2013年11月2日土曜日

「矛盾」と「統一」 [西田幾多郎]



話:西田幾多郎




まず、すべての実在の背後には”統一的ある者”の働きおこることを認めねばならぬ。

ある学者は、真に単純であって独立せる要素、たとえば元子論者の元子のごとき者が根本的実在であると考えている。しかし、このごとき要素は”説明のために設けられた抽象的概念”であって、事実上に存在することはできぬ。

ためしに想え、今ここに何か一つの元子があるならば、そは必ず”何らかの性質または作用”をもったものでなければならぬ(まったく性質または作用なき者は、無と同一である)。しかるに一つの物が働くというのは、必ず他の物に対して働くのである。しかしてこれには必ず、この二つの物を結合して互いに相働くを得しめる第三者がなくてはならぬ。たとえば甲の物体の運動が乙に伝わるというには、この両物体のあいだに力というものがなければならぬ。また性質ということも、一の性質が成立するには必ず他に対して成立するのである。たとえば色が赤のみであったならば、赤という色は現れようがない。赤が現れるには赤ならざる色がなければならぬ。

こうして一の性質が他の性質と比較し区別せらるるには、両性質はその根底において同一でなければならぬ。まったく類を異にしその間になんらの共通なる点をもたぬ者は、比較し区別することができぬ。かくのごとく、すべて物は対立によって成立するというならば、その根底には必ず”統一的ある者”が潜んでいるのである。


右にいったように、その根底において統一というものが必要であると共に、相互の反対むしろ矛盾ということが必要である。ヘラクレイトスが「争(あらそい)は万物の父」といったように、実在は矛盾によって成立するのである。赤き物は赤からざる色に対し、働く者はこれをうける者に対して成立するのである。
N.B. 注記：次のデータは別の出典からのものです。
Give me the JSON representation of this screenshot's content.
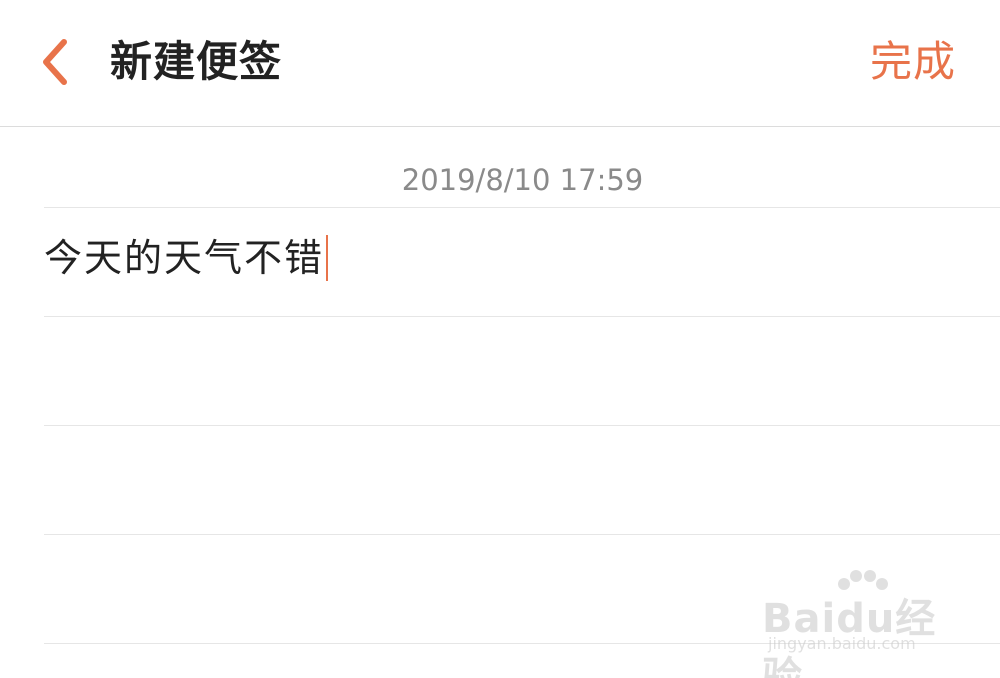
{
  "header": {
    "title": "新建便签",
    "done_label": "完成",
    "back_icon": "chevron-left-icon"
  },
  "note": {
    "timestamp": "2019/8/10 17:59",
    "content": "今天的天气不错"
  },
  "watermark": {
    "logo_text": "Baidu经验",
    "sub_text": "jingyan.baidu.com"
  },
  "colors": {
    "accent": "#e8734a",
    "text": "#222222",
    "muted": "#8a8a8a",
    "rule": "#e6e6e6"
  }
}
この矛盾が消滅すると共に、実在も消え失せてしまう。元来この矛盾と統一とは、同一の事柄を両方面より見たものにすぎない。統一があるから矛盾があり、矛盾があるから統一がある。

たとえば、”白と黒”のようにすべての点において共通であって、ただ一点において異なっている者が互いに最も反対となる。これに反し、”徳と三角”というように明了の反対なき者はまた明了なる統一もない。最も有力なる実在は、種々の矛盾を最もよく調和統一した者である。